びまん性軸索損傷

概要

びまん性軸索損傷(diffuse axonal injury, DAI)は、頭部外傷後に脳内の神経軸索が広範囲に損傷される外傷性脳損傷の一型である。主に強い加速度・減速度外力により発生し、意識障害が特徴的である。MRIなどの画像診断で微小出血や軸索損傷が確認される。

要点

  • 強い回転性外力による脳深部の広範な軸索損傷が特徴
  • 持続する意識障害や昏睡が主な臨床像
  • 画像診断(特にMRI)が診断の鍵となる

病態・原因

交通事故や高所からの転落など、急激な加速度変化や回転性外力によって脳が揺さぶられ、白質内の軸索が剪断力で損傷される。特に大脳半球、脳梁、中脳などで損傷しやすい。

主症状・身体所見

外傷直後からの意識障害が持続し、重症例では昏睡状態となる。局所神経症状は乏しく、脳幹反射の障害や異常姿勢を伴う場合がある。脳浮腫や自律神経障害を合併することもある。

検査・診断

検査所見補足
頭部CT軽度〜中等度のびまん性脳浮腫、微小出血初期では異常所見が乏しい場合も多い
頭部MRIT2*強調像やFLAIRで微小出血・白質損傷軸索損傷部位の描出に優れる
神経学的評価持続的意識障害Glasgow Coma Scaleで重症度評価

MRIはCTよりも軸索損傷の描出に優れ、T2*強調像で点状出血、FLAIRで白質病変が明瞭となる。

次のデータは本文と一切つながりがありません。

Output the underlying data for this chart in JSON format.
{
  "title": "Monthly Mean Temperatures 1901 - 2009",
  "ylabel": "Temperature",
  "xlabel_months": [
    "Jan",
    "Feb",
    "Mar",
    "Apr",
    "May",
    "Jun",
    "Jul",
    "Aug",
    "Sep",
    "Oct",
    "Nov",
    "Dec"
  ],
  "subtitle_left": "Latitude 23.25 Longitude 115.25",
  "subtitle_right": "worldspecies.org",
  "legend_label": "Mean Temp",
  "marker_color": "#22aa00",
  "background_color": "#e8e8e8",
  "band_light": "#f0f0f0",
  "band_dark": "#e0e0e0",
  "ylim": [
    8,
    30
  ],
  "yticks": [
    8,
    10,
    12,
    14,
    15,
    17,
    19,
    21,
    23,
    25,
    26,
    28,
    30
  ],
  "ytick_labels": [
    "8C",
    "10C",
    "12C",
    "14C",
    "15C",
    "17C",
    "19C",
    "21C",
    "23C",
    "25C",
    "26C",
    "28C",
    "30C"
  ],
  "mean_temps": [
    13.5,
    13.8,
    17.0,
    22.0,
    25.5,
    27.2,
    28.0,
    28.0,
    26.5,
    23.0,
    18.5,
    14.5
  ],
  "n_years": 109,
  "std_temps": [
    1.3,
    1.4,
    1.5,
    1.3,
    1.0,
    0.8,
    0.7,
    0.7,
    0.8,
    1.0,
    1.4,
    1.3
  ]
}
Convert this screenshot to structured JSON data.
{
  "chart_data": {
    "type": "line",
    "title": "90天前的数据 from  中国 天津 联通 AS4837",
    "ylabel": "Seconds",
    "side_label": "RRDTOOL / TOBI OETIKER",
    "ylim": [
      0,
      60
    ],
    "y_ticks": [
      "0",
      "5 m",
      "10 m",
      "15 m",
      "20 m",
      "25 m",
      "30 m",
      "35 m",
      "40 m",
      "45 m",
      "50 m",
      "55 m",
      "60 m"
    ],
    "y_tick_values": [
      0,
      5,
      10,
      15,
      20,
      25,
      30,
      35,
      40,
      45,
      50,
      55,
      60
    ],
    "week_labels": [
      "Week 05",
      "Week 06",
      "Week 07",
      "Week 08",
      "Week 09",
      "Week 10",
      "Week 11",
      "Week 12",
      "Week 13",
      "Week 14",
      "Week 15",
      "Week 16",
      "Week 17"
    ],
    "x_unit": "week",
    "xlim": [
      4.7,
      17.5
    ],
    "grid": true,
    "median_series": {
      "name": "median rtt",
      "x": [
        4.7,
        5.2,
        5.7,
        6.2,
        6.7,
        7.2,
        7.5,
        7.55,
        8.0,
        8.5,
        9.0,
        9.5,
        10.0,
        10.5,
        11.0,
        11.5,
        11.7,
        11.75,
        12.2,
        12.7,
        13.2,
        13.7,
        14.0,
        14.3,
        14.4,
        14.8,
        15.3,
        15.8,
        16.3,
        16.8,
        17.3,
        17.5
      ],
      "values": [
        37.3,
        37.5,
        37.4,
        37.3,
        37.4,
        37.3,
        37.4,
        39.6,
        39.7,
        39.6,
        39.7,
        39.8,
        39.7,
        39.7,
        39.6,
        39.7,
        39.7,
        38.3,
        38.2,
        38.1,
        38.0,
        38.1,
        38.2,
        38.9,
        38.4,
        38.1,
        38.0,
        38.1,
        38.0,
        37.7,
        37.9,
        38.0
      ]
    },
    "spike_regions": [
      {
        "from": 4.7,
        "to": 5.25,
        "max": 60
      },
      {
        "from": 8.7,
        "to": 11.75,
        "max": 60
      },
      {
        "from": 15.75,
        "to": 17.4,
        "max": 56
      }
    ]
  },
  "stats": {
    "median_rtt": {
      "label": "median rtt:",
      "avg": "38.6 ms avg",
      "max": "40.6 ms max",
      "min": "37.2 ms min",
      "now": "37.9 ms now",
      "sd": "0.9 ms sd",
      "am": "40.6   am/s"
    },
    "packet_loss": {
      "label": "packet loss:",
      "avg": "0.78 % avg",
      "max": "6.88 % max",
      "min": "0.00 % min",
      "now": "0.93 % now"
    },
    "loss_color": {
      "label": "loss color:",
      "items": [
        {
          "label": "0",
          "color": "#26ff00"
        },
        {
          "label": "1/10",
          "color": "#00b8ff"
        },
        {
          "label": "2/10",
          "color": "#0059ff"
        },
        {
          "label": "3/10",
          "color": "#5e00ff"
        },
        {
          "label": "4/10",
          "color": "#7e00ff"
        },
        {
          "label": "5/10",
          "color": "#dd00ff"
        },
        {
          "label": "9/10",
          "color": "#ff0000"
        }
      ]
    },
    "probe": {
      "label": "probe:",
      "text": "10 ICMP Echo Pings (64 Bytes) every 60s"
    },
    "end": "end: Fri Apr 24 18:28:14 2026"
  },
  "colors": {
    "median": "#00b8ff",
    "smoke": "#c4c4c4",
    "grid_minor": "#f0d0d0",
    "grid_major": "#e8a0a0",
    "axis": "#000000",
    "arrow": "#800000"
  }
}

臨床的には外傷直後からの意識障害の持続が診断の鍵である。

治療

  • 第一選択:脳浮腫や二次損傷の管理(頭蓋内圧管理、全身管理)
  • 補助療法:早期リハビリテーション、栄養管理、対症療法
  • 注意点:低酸素・低血圧の予防、感染症や合併症の管理

鑑別・比較

疾患見分けるキーポイント検査差異
脳挫傷局所神経症状・画像で限局性病変CT/MRIで限局性高信号・出血巣
急性硬膜下血腫半球性の意識障害・片麻痺CTで三日月状血腫
急性脳内血腫突然の意識障害・局所症状CTで脳実質内の高吸収域

補足事項

小児や高齢者では症状が非典型的となる場合があり、初期CTで異常が見られないことも多い。重症例では植物状態や遷延性意識障害に移行することがある。